De hiërarchie van het wielerpantheon
In tegenstelling tot tal van andere sporten bestaat er in het wielrennen geen discussie wie de beste aller tijden is. Eddy Merckx wordt in binnen- en buitenland al bijna een halve eeuw unaniem als De Grootste bestempeld. Over hoe de hiërarchie er na Merckx uitziet, lopen de meningen wel flink uiteen. Naar aanleiding van 75 jaar wereldranglijsten en bij wijze van synthese, presenteren we een top 10 van de allerbeste coureurs uit de geschiedenis van de wielersport.
Hoewel het cliché wil dat het onbegonnen werk is om generaties met elkaar te vergelijken is de verleiding groot om de toppers van vandaag af te meten aan hun illustere voorgangers. Om tot een selectie van de absolute kampioenen te komen, houden we alleen rekening met overwinningen. Ereplaatsen worden buiten beschouwing gelaten, aangezien het niet gaat om een klassement van de regelmatigste renners. Doorheen de kleurrijke historie van de wielrennerij wordt het kaf van het koren gescheiden in de meest prestigieuze koersen. De vijf monumenten (Milaan-Sanremo, Ronde van Vlaanderen, Parijs-Roubaix, Luik-Bastenaken-Luik en de Ronde van Lombardije), het wereldkampioenschap, de Ronde van Frankrijk en de Ronde van Italië werden van meet af aan tot de kroonjuwelen van de sport gerekend. De Ronde van Spanje hebben we niet weerhouden omdat de Vuelta pas sinds midden de jaren 50 jaarlijks wordt georganiseerd. Alle generaties moeten de mogelijkheid hebben om in dezelfde wedstrijden te scoren. Om dezelfde reden vallen ook koersen die in het verleden als de absolute hoogtepunten van het seizoen stonden geboekstaafd uit de boot. Het mooiste voorbeeld is de marathonklassieker Bordeaux-Parijs, die in 1988 voor het laatst werd gereden.
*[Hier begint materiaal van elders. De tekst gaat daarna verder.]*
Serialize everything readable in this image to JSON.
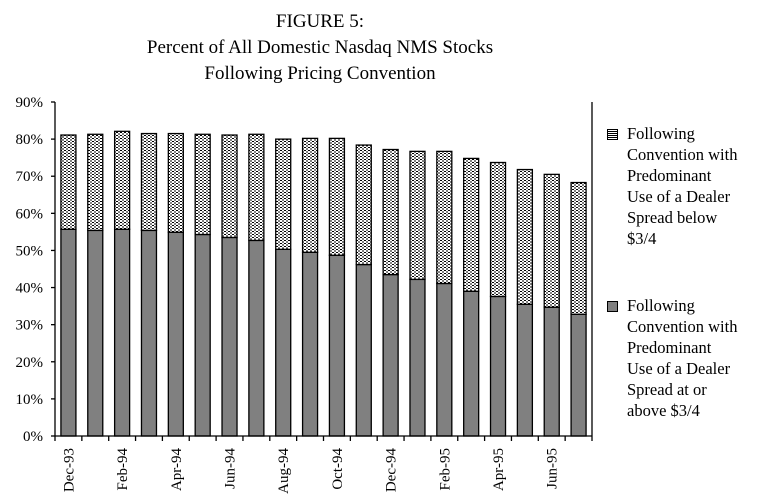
{
  "chart_data": {
    "type": "bar",
    "stacked": true,
    "title": [
      "FIGURE 5:",
      "Percent of All Domestic Nasdaq NMS Stocks",
      "Following Pricing Convention"
    ],
    "xlabel": "",
    "ylabel": "",
    "ylim": [
      0,
      90
    ],
    "yticks": [
      "0%",
      "10%",
      "20%",
      "30%",
      "40%",
      "50%",
      "60%",
      "70%",
      "80%",
      "90%"
    ],
    "grid": false,
    "legend_position": "right",
    "categories": [
      "Dec-93",
      "",
      "Feb-94",
      "",
      "Apr-94",
      "",
      "Jun-94",
      "",
      "Aug-94",
      "",
      "Oct-94",
      "",
      "Dec-94",
      "",
      "Feb-95",
      "",
      "Apr-95",
      "",
      "Jun-95",
      ""
    ],
    "series": [
      {
        "name": "Following Convention with Predominant Use of a Dealer Spread at or above $3/4",
        "color": "#808080",
        "fill": "solid",
        "values": [
          55.7,
          55.4,
          55.7,
          55.4,
          54.9,
          54.3,
          53.5,
          52.7,
          50.3,
          49.5,
          48.7,
          46.2,
          43.5,
          42.2,
          41.1,
          39.0,
          37.6,
          35.5,
          34.7,
          32.8
        ]
      },
      {
        "name": "Following Convention with Predominant Use of a Dealer Spread below $3/4",
        "color": "#ffffff",
        "fill": "dotted",
        "values": [
          25.4,
          25.9,
          26.4,
          26.1,
          26.6,
          27.0,
          27.6,
          28.6,
          29.7,
          30.7,
          31.5,
          32.2,
          33.7,
          34.5,
          35.6,
          35.8,
          36.1,
          36.3,
          35.8,
          35.5
        ]
      }
    ]
  },
  "legend": {
    "top_lines": [
      "Following",
      "Convention with",
      "Predominant",
      "Use of a Dealer",
      "Spread below",
      "$3/4"
    ],
    "bottom_lines": [
      "Following",
      "Convention with",
      "Predominant",
      "Use of a Dealer",
      "Spread at or",
      "above $3/4"
    ]
  }
}
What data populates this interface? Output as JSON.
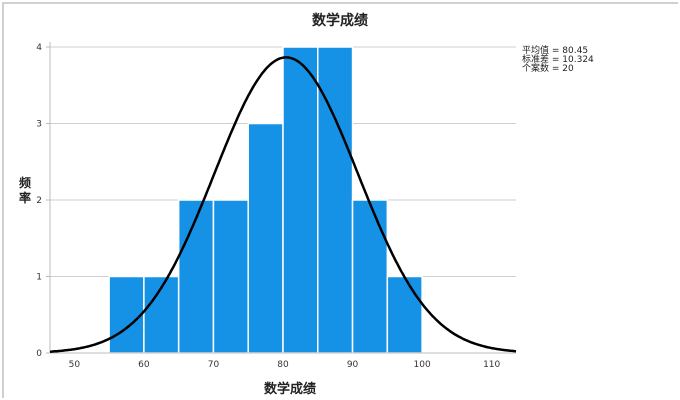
{
  "chart_data": {
    "type": "bar",
    "subtype": "histogram_with_normal_curve",
    "title": "数学成绩",
    "xlabel": "数学成绩",
    "ylabel": "频率",
    "bins": [
      [
        55,
        60
      ],
      [
        60,
        65
      ],
      [
        65,
        70
      ],
      [
        70,
        75
      ],
      [
        75,
        80
      ],
      [
        80,
        85
      ],
      [
        85,
        90
      ],
      [
        90,
        95
      ],
      [
        95,
        100
      ]
    ],
    "categories": [
      "55-60",
      "60-65",
      "65-70",
      "70-75",
      "75-80",
      "80-85",
      "85-90",
      "90-95",
      "95-100"
    ],
    "values": [
      1,
      1,
      2,
      2,
      3,
      4,
      4,
      2,
      1
    ],
    "x_ticks": [
      50,
      60,
      70,
      80,
      90,
      100,
      110
    ],
    "y_ticks": [
      0,
      1,
      2,
      3,
      4
    ],
    "xlim": [
      46.5,
      113.5
    ],
    "ylim": [
      0,
      4
    ],
    "grid": {
      "y": true,
      "x": false
    },
    "bar_color": "#1592e6",
    "curve_color": "#000000",
    "normal_curve": {
      "mean": 80.45,
      "std": 10.324,
      "n": 20,
      "bin_width": 5
    },
    "legend_position": "top-right",
    "stats": [
      {
        "label": "平均值",
        "value": "80.45"
      },
      {
        "label": "标准差",
        "value": "10.324"
      },
      {
        "label": "个案数",
        "value": "20"
      }
    ]
  }
}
Omdat zowel eendagsrenners als ronderenners de geschiedenis van het wielrennen hebben gekruid, hebben we bij de quotering van de geselecteerde wedstrijden rekening gehouden met een gelijkwaardige puntenverdeling. Eindzeges in de Tour en de Giro samen, leveren evenveel op als winst in alle vijfste monumenten. De strijd om de regenboogtrui is vaak een confrontatie tussen beide types en verdient dan ook een afzonderlijke waardering.